朱彥夫沒有讓人抬,還是坐著獨輪車按時趕到了會場。
會場設在公社的大院子裏,主席台前紮著大彩門,彩門上書寫著鬥大的會標和三麵紅旗的政治口號,兩個彩柱頂上兩個大喇叭對著會場,主席台上擺放的桌子鋪有嶄新的床單,最前麵的一張桌上放著麥克風,那是專供大會發言人用的,紅色的背景幕布上掛著毛澤東主席和劉少奇主席的畫像,整個會場彩旗飄飄,熱鬧非凡,與外麵的饑荒年景形成了極大的反差。大喇叭裏反反複複地播送著《戰地進行曲》,由於喇叭的音質不太好,呲刺啦啦的聲響聒得人耳朵發麻。
朱彥夫坐在最後一排,強忍著性子支起耳朵聽著這曲前不久在食堂集體婚禮上聽過無數遍的曲子。
表彰大會開始了,一個個領獎的大隊支書興奮地走上主席台,菜色的臉上布滿了壓抑不住的驕傲,一朵朵大紅花在熱烈地掌聲裏戴在了他們的胸前,紅色的光環映照著他們白色的頭巾,他們就像當年打了勝仗的遊擊隊似的挺直著胸膛,接受台下的雷鳴般的掌聲。
朱彥夫沒有手,朱彥夫不能拍掌,他像看戲一樣看著主席台,心裏充滿著一種難以言表的鄙視。

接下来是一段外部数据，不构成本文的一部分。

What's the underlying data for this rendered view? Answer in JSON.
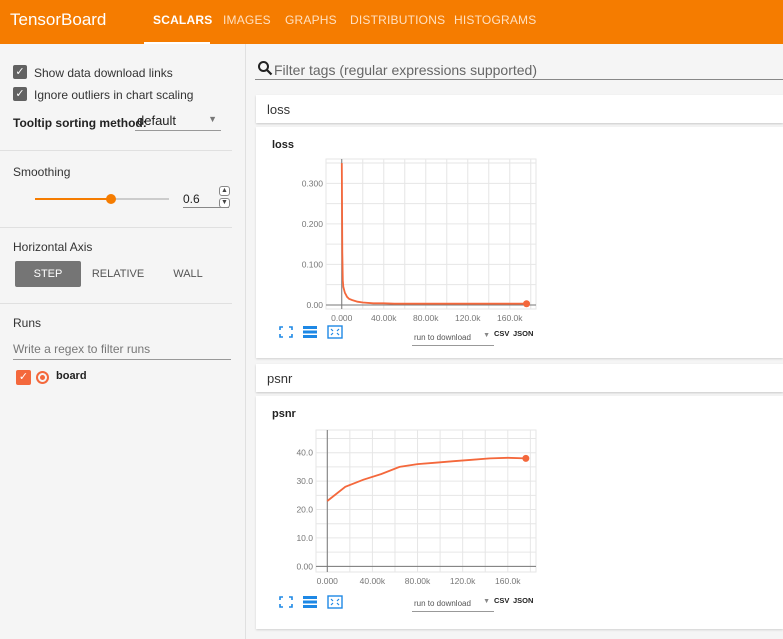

張明熙提前跟他講過,今年年報張家泉大隊還是全公社倒數第一,朱彥夫估計,公社讓他來的主要目的無非是把他作為全公社的落後典型,要他亮亮相,要他檢討檢討不服從公社領導擅自做主,挖地瓜直接分給農戶的違紀行為,要讓所有人都看看他的笑話。朱彥夫估計錯了,從開始發獎到宣布散會,沒有誰提到張家泉大隊的名字,也沒有一個領導點到他朱彥夫的名字,好像這次會議與朱彥夫毫無關係。
“朱書記,牛書記讓你到辦公室去一趟。”朱彥夫正準備起身回家,公社的秘書來邀請他了。
“感想如何呀,朱書記?”朱彥夫剛坐到凳子上,牛書記就遞上來一杯熱茶,“這次把你請來,就是要你看看外麵的世界,井底之蛙,視野有限,沒有壓力,沒有動力,老鼠尾巴打一百棒槌總是老樣子,不行啊。老是落在別人的後麵,不為國家做貢獻,專揀征購任務的小便宜,可不是英雄作為啊!通過這次表彰大會,思想觸動不小吧?”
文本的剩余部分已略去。